Am Donnerstag holte Mateo ein Päckchen von Silvios Kontaktmann in Dortmund ab. Silvio beteiligte sich nie persönlich an den Geschäften. Bislang konnte ihm die deutsche Polizei noch nie etwas nachweisen. Umso verbissener waren sie hinter ihm her. Mateo wusste, das Päckchen enthielt eine viertel Million Euro für die Sizilianer, die Freitag mit der Ware kamen.

Lange schaute er sich das Päckchen an. Dann hatte er sich entschieden.

Mateo stieg in seinen rostigen alten Fiat und steuerte eine Telefonzelle an. Von dort aus informierte er seinen Kontakt bei der Polizei über den Deal, der Freitag laufen sollte. Und diesmal erzählte er ihnen auch alles, was nötig war, um Silvio festzunageln.

Wenn die Polizei ihre Arbeit richtig machte, würde sie alle aus den Verkehr ziehen, die Mateo gefährlich werden könnten.
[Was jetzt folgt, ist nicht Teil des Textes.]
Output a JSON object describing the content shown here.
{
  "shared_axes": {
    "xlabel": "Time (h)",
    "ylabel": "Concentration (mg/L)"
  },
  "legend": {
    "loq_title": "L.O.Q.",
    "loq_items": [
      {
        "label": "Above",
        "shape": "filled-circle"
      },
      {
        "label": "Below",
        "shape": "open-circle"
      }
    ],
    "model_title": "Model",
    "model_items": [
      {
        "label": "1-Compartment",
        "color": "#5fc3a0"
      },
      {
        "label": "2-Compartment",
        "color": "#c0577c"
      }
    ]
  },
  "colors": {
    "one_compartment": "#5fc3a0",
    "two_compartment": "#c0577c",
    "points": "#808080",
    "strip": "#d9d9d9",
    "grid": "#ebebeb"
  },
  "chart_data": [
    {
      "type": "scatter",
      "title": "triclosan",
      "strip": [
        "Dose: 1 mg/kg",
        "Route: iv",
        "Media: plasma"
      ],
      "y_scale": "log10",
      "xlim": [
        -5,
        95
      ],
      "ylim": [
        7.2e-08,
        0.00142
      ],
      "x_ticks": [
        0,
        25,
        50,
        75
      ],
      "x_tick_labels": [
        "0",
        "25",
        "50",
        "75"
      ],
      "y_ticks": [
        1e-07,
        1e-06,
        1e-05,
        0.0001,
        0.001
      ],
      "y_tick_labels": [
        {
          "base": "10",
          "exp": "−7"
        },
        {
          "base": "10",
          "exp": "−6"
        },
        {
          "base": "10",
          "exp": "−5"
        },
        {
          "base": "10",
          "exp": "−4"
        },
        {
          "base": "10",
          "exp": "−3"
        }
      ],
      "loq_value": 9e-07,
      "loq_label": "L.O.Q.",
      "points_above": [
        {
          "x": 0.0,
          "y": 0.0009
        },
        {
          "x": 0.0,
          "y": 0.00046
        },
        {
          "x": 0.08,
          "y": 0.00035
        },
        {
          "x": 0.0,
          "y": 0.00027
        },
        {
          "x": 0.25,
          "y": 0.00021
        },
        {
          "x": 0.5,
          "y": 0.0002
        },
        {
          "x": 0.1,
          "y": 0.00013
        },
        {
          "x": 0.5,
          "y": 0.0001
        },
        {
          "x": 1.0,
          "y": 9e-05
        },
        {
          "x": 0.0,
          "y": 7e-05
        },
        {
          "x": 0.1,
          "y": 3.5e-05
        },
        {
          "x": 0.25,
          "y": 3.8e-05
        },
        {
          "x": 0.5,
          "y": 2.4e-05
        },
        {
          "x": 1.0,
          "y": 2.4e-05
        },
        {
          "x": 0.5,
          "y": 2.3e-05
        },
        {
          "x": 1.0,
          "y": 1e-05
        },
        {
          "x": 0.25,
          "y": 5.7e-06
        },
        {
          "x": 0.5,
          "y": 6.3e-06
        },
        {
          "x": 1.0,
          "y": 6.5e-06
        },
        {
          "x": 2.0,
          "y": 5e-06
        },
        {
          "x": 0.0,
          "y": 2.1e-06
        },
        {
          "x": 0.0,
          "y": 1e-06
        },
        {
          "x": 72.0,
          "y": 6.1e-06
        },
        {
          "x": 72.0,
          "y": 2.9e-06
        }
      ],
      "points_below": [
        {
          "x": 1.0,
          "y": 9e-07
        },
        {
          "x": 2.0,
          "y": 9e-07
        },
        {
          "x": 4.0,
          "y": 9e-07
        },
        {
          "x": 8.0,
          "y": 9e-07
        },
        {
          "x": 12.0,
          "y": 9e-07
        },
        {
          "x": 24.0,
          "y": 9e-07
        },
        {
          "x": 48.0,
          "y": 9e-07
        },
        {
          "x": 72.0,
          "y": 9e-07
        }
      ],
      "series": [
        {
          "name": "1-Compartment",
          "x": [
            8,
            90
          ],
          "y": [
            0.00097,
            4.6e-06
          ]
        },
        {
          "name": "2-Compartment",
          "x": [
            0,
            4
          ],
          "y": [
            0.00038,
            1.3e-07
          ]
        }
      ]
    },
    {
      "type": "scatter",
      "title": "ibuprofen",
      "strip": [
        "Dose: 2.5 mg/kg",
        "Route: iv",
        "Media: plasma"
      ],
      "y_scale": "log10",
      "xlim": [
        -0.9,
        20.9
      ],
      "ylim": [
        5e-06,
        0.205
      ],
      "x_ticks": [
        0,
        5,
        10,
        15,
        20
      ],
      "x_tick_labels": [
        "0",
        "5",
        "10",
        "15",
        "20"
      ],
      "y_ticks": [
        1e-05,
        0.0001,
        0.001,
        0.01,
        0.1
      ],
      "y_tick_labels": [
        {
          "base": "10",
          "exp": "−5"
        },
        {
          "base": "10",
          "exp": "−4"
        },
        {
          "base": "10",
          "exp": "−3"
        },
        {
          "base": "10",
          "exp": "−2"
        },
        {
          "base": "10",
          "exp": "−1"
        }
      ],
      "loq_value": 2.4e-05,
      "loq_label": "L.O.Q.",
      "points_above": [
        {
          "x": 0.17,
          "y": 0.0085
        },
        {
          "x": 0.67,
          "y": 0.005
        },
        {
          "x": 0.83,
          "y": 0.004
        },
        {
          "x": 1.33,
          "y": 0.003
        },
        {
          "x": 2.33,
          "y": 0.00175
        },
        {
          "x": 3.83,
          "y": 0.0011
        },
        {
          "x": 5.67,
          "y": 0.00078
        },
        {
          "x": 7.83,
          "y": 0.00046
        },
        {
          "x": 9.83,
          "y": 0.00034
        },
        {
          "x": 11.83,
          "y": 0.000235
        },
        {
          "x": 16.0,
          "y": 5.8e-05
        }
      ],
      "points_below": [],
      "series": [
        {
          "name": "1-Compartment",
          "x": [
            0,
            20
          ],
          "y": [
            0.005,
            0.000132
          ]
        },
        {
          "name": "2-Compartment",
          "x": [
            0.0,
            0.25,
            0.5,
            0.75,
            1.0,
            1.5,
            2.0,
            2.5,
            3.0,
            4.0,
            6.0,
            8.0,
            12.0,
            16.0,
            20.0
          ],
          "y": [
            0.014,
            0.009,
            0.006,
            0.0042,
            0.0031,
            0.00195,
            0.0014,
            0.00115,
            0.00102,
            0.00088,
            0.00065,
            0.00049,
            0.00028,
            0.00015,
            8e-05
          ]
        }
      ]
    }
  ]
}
Zurück in seiner Wohnung, packte er seinen Koffer und trank in aller Ruhe einen letzten Cappuccino. Dann griff er zur Türklinke. „Cato, lass uns los. Dann haben wir einen schönen Vorsprung.“

In diesem Moment wurde die Tür mit aller Macht von außen aufgedrückt. „Hey, was soll das?“ Noch bevor Mateo ausgesprochen hatte, hämmerte ihm sein Gegenüber einen Pistolenlauf ins Gesicht. „Du willst Silvio abziehn? Anfänger!“ Bei jedem Wort schlug ihm der Fremde die Faust in den Bauch. „Wie kommste denn darauf?“, keuchte Mateo.

„Bist verwanzt“, grinste der Fremde.

„Verdammt, wo ist der blöde Köter, wenn man ihn braucht?“, dachte Mateo verzweifelt. Der Fremde holte weit mit seiner Waffe aus, um Mateo den Schädel zu zertrümmern. „Für dich ist jede Kugel zu schade“, meinte er noch. Als sein Arm ganz gestreckt war, hechtete ein Schatten durch das Zimmer. Messerscharfe Zähne gruben sich in den Arm des Fremden. „Ah, verdammt!“ Schreiend ließ er die Waffe fallen. Schon war der Hund wieder weg. „Halt mir deinen scheiß Köter vom Hals!“, keifte der Killer entnervt. Doch Mateo lächelte nur schmerzverzerrt. Da schnellte Cato erneut auf den Fremden zu, warf ihn um und begrub ihn unter sich. Blitzschnell legten sich die muskelstrotzenden Kiefer des Hundes um die Kehle des Mannes. Fragend schaute Cato seinem Herrn in die Augen. „Nein, nicht nötig, Cato.“ Mateo klopfte dem Fremden mit dem Pistolenknauf auf den Kopf und fesselte ihn. Dann griff er seinen Koffer und das Geldpäckchen.

„Los Cato. Ab in den Fiat. Jetzt hilft nur noch schnell sein und beten.“

Am selben Tag erhielt die Polizei eine anonyme Einbruchsmeldung. Als die Streife den Tatort erreichte, fanden die Polizisten einen der gefährlichsten Mafiakiller Europas vor; gefesselt und völlig verwirrt. Seine Taschen waren vollgestopft mit Informationen über den Dortmunder Mafiapaten Silvio.